Salted Caramel Protein Pumpkin Muffins
These are SO moist! (Yes, I hate that word, but that is the best way to describe them, haha.) I paired these with a Spooky Build Your Own Chili Bowl theme for dinner! (Pictures below) With this amazing, veggie-filled, chili recipe! The kids loved them!
Ingredients:
1 cup old-fashioned rolled oats
1 cup pumpkin puree
1 cup plain Greek yogurt
2 large eggs
1/2 cup vanilla flavored whey protein powder, packed (I used MyProtein)
1 tablespoon pumpkin pie spice
1 teaspoon cinnamon
1 teaspoon baking powder
1/2 teaspoon baking soda
pinch of sea salt
1/2 cup Lily’s salted caramel chips (or regular Lily’s chips is fine!) and then a few regular chips to add to the top of the muffins
Instructions:
Preheat the oven to 350 degrees.
Add the oats to a food processor or blender and process until a flour forms (about 20 seconds).

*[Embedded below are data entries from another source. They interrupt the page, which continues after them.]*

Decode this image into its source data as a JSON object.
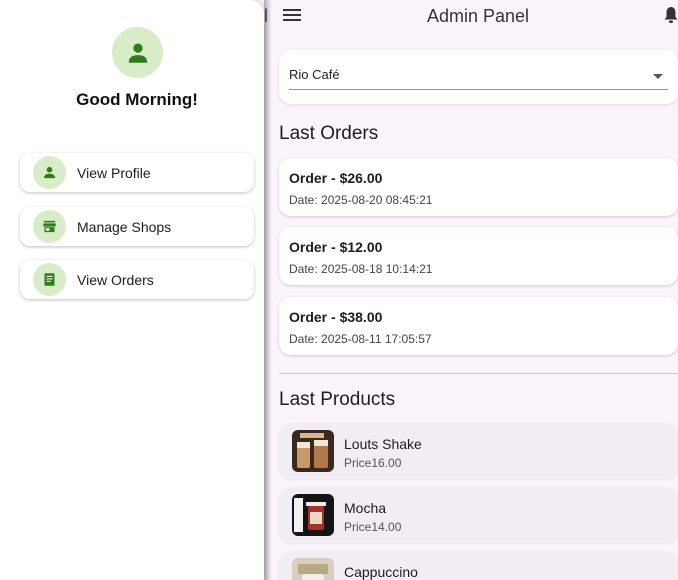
{
  "app_bar": {
    "title": "Admin Panel",
    "peek_char": "l"
  },
  "shop_dropdown": {
    "selected": "Rio Café"
  },
  "orders": {
    "title": "Last Orders",
    "items": [
      {
        "title": "Order - $26.00",
        "date": "Date: 2025-08-20 08:45:21"
      },
      {
        "title": "Order - $12.00",
        "date": "Date: 2025-08-18 10:14:21"
      },
      {
        "title": "Order - $38.00",
        "date": "Date: 2025-08-11 17:05:57"
      }
    ]
  },
  "products": {
    "title": "Last Products",
    "items": [
      {
        "name": "Louts Shake",
        "price": "Price16.00"
      },
      {
        "name": "Mocha",
        "price": "Price14.00"
      },
      {
        "name": "Cappuccino",
        "price": ""
      }
    ]
  },
  "drawer": {
    "greeting": "Good Morning!",
    "items": [
      {
        "label": "View Profile",
        "icon": "person-icon"
      },
      {
        "label": "Manage Shops",
        "icon": "store-icon"
      },
      {
        "label": "View Orders",
        "icon": "receipt-icon"
      }
    ]
  },
  "colors": {
    "accent": "#2e7d1c",
    "accent_bg": "#d8ecc8",
    "background": "#fcf4fc"
  }
}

Add the pumpkin, Greek yogurt, eggs, protein powder, pumpkin pie spice, cinnamon, baking powder, baking soda, and salt and blend again until well combined. If possible, try not to overprocess it.
Stir in the salted caramel (or chocolate) chips.
Distribute into 12 silicone muffin liners (or regular muffin liners that are greased). Top with a few regular Lily’s chocolate chips.
Bake for 25-30 minutes or until a toothpick comes out clean. 25 min will be more moist. Enjoy!